A large proportion of passengers boarded from Southampton(72.4%) followed by Cherbourg(18.9%) & Queenstown(8.6%). Titanic started her maiden voyage from Southhampton, you can read more about whole route here.

ggplot(titanic_train, aes(x=Embarked,fill=Survived))+ geom_bar(position = "dodge") + geom_text(stat='count',aes(label=..count..),position = position_dodge(0.9),vjust=-0.2) +
ylab("Number of Passengers")

Embarked at Survived Died Percentage Survived
Southampton 219 427 33.9%
Queenstown 30 47 38.9%
Cherbourg 93 75 55.3%


Mostly Class 3 Passengers had more then 3 siblings or large families compared to Class 1 & 2.

ggplot(titanic_train, aes(x=SibSp,fill=Pclass))+ geom_bar(position = "dodge") + geom_text(stat='count',aes(label=..count..),position = position_dodge(0.9),vjust=-0.2) +
ylab("Number of Passengers") + xlab("Number of Siblings")


ggplot(titanic_train, aes(x=SibSp,fill=Survived))+ geom_bar(position = "dodge") + geom_text(stat='count',aes(label=..count..),position = position_dodge(0.9),vjust=-0.2) +
ylab("Number of Passengers")+xlab("Number of Siblings/Spouse")


10. Does Number of parents/children aboard Titanic differ with Passenger Class?

Like SibSp Class 3 Passengers had more then 3 children or large families compared to Class 1 & 2.

ggplot(titanic_train, aes(x=Parch,fill=Pclass))+ geom_bar(position = "dodge") + geom_text(stat='count',aes(label=..count..),position = position_dodge(0.9),vjust=-0.2) +
ylab("Number of Passengers") + xlab("Number of Parents/Children")


Although Passengers with 0 Parents/Children have smallest survival ratio this could be entirely based on probability as we have seen same pattern with SibSp, so can’t say much from this plot.

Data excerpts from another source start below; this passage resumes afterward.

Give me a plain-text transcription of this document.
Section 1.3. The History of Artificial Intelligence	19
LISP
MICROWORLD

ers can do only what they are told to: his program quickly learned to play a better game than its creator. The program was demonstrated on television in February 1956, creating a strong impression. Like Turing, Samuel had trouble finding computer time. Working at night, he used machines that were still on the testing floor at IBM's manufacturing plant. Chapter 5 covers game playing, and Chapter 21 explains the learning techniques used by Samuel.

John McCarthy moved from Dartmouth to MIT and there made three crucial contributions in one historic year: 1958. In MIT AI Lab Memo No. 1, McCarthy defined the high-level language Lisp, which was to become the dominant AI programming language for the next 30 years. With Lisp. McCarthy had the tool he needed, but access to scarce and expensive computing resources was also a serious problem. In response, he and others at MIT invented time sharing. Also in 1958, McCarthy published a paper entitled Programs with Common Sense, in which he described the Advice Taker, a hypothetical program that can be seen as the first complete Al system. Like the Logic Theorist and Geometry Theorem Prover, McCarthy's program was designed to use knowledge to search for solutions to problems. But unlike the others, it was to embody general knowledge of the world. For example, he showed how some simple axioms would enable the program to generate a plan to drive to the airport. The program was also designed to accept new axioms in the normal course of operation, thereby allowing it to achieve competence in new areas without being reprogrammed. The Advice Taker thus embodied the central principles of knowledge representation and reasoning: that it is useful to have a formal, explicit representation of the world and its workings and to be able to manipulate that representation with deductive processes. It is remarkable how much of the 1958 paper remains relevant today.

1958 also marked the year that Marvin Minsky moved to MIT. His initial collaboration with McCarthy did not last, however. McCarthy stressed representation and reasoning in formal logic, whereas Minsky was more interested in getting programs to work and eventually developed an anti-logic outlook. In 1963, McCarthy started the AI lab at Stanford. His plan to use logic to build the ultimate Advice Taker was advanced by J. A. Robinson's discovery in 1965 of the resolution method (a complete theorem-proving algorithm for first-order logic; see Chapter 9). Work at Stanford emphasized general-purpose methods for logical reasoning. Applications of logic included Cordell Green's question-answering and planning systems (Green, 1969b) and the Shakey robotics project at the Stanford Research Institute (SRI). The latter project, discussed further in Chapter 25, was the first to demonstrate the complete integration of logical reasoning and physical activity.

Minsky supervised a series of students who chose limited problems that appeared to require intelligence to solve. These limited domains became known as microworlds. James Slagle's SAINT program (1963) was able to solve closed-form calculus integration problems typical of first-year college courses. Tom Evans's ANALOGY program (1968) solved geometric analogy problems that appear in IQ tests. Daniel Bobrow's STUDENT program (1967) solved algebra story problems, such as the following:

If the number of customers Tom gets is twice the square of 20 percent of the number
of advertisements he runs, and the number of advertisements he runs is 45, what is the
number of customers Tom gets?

ggplot(titanic_train, aes(x=Parch,fill=Survived))+ geom_bar(position = "dodge") + geom_text(stat='count',aes(label=..count..),position = position_dodge(0.9),vjust=-0.2) +
ylab("Number of Passengers") + xlab("Number of Parents/Children")


12. Was there any relation between Passenger Name Title & Survival?

As we already saw the male/female survival ratio earlier, a similar pattern exist here as male titles like ‘Mr’ have lower survival percentage compared to female title like ‘Miss’ & ‘Mrs’.

ggplot(titanic_train, aes(x=Title,fill=Survived))+ geom_bar(position = "dodge") + geom_text(stat='count',aes(label=..count..),position = position_dodge(0.9),vjust=-0.2) +
ylab("Number of Passengers") + xlab("Passenger Name Title") + theme(axis.text.x = element_text(angle = 90, hjust = 1))


13. Was there any relation between Family Size & Survival?

ggplot(titanic_train, aes(x=FamilySize,fill=Survived))+ geom_bar(position = "dodge") + geom_text(stat='count',aes(label=..count..),position = position_dodge(0.9),vjust=-0.2) +
ylab("Number of Passengers") + xlab("Family Size")

Passenger Class Survived Died Percentage Survived
Big 10 52 16.1%
Small 169 123 57.8%
Single 163 374 30.3%


We can explore many more relationships among given variables & drive new features based on maybe Cabin, Tickets etc. There are many questions which can be asked. More relevant interpretations can be drawn from complete dataset of passengers.

Thanks for reading this notebook.